Poignant Pics no. 78: On Robin Assner-Alvey's "Untitled (Image Transfer #37)"

 
When bodies spill out of their boundaries, or when parts are severed from the whole, they become something unsettlingly other. That forces viewers to renegotiate the borderlands between inside and outside, between themselves and the source of their disquiet.
— Tess Thackara, Why Contemporary Women Artists Are Obsessed with the Grotesque

Untitled (Image Transfer #37

A bit over a year ago, I came across the self-portraiture of Robin Assner-Alvey. I couldn't look away. Not like the transfixion that happens seeing an accident by the side of the road, but rather from a curiosity about the message she was sending by making grotesque her own body.

Louis Fermor has written of the grotesque in contemporary art, "intentional, explicit distortion and its bringing forth of the 'unsaid,' highlights the boundaries, restrictions, and standards we have for that given thing. In the case of the feminine grotesque, the distortion is bringing forth the unsaid and impossible criteria we have in place for women." This difference in female bodies—that they are unlike the dominant artworld creators' white male bodies—makes them objects of desire as well as (unfortunately!) objects of revulsion.
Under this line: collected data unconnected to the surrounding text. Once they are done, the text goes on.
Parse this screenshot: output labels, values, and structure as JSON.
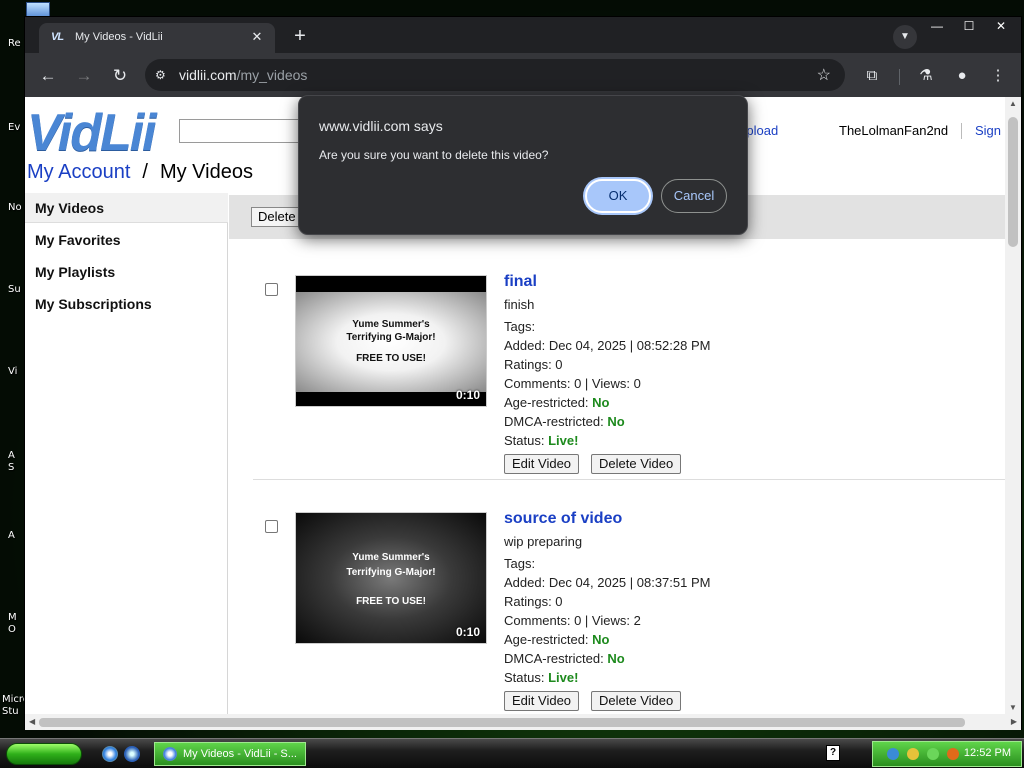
{
  "desktop": {
    "labels": [
      "Re",
      "Ev",
      "No",
      "Su",
      "Vi",
      "A S",
      "A",
      "M O",
      "Micro Stu"
    ]
  },
  "browser": {
    "tab_title": "My Videos - VidLii",
    "tab_favicon": "VL",
    "url_host": "vidlii.com",
    "url_path": "/my_videos"
  },
  "site": {
    "logo": "VidLii",
    "upload": "Upload",
    "username": "TheLolmanFan2nd",
    "signin": "Sign",
    "breadcrumb_link": "My Account",
    "breadcrumb_sep": "/",
    "breadcrumb_current": "My Videos",
    "delete_button": "Delete"
  },
  "sidebar": {
    "items": [
      {
        "label": "My Videos"
      },
      {
        "label": "My Favorites"
      },
      {
        "label": "My Playlists"
      },
      {
        "label": "My Subscriptions"
      }
    ]
  },
  "videos": [
    {
      "title": "final",
      "description": "finish",
      "tags": "Tags:",
      "added": "Added: Dec 04, 2025 | 08:52:28 PM",
      "ratings": "Ratings: 0",
      "comments_views": "Comments: 0 | Views: 0",
      "age_label": "Age-restricted:",
      "age_value": "No",
      "dmca_label": "DMCA-restricted:",
      "dmca_value": "No",
      "status_label": "Status:",
      "status_value": "Live!",
      "duration": "0:10",
      "thumb_line1": "Yume Summer's",
      "thumb_line2": "Terrifying G-Major!",
      "thumb_line3": "FREE TO USE!",
      "edit_button": "Edit Video",
      "delete_button": "Delete Video"
    },
    {
      "title": "source of video",
      "description": "wip preparing",
      "tags": "Tags:",
      "added": "Added: Dec 04, 2025 | 08:37:51 PM",
      "ratings": "Ratings: 0",
      "comments_views": "Comments: 0 | Views: 2",
      "age_label": "Age-restricted:",
      "age_value": "No",
      "dmca_label": "DMCA-restricted:",
      "dmca_value": "No",
      "status_label": "Status:",
      "status_value": "Live!",
      "duration": "0:10",
      "thumb_line1": "Yume Summer's",
      "thumb_line2": "Terrifying G-Major!",
      "thumb_line3": "FREE TO USE!",
      "edit_button": "Edit Video",
      "delete_button": "Delete Video"
    }
  ],
  "dialog": {
    "title": "www.vidlii.com says",
    "message": "Are you sure you want to delete this video?",
    "ok": "OK",
    "cancel": "Cancel"
  },
  "taskbar": {
    "task_label": "My Videos - VidLii - S...",
    "clock": "12:52 PM"
  },
  "colors": {
    "link": "#1a3fc4",
    "green_status": "#1d8a1d",
    "dialog_bg": "#2d2e31",
    "dialog_accent": "#a8c7fa"
  }
}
In both cases, "aberrant."

Think of work by Cindy Sherman. In her early works, she created characters by adopting behaviors we think of as "feminine." More recently, while still inventing personas (albeit more irreverently), her digital tools allow her to say something new about the female visage via her contorted, disturbing, if cartoonish form. A societal and gender commentary. Tess Thackara writes, “This hunger to explore and break down the boundaries of human experience, however anxious or unsettling—to deconstruct and reinvent the body—is generating some of the most vital and complex art being made today." Similarly, Assner-Alvey's photographs invite us to locate beauty in the splintered, distorted, disturbing and imperfect. While deeply personal, they also speak to women and our experience of our bodies more universally.

Assner-Alvey told me that using her body repetitiously displays her ongoing struggle to gather and reconstruct the fractured pieces of her humanity. She continued, "The process of image transfers mimics the textures of skin and creates a bifurcated visceral, painterly image."

For me, the works created by Assner-Alvey are brave, explorational, and exciting. I can't wait to see what she does next.


Artist Bio

Robin Assner-Alvey (b.1978, Massachusetts) is a practicing artist working with photography, video and installation. She received her BFA from the University of Connecticut (2000) and her MFA from the Ohio State University (2002).  Throughout Robin’s art practice, she uses her personal experiences as a starting point for her ideas and then investigates those ideas by experimenting with various photographic processes. Robin is also a Professor of Art at Webster University in St. Louis, MO, where she teaches all levels of photography, as well as other time-based. More of her work can be found at https://robin-assneralvey.squarespace.com.


Author Bio

Diana Nicholette Jeon is an award-winning artist based in Honolulu, HI, who works primarily with lens-based media. Her work has been seen both internationally and nationally in solo and group exhibitions. Jeon holds an MFA from UMBC.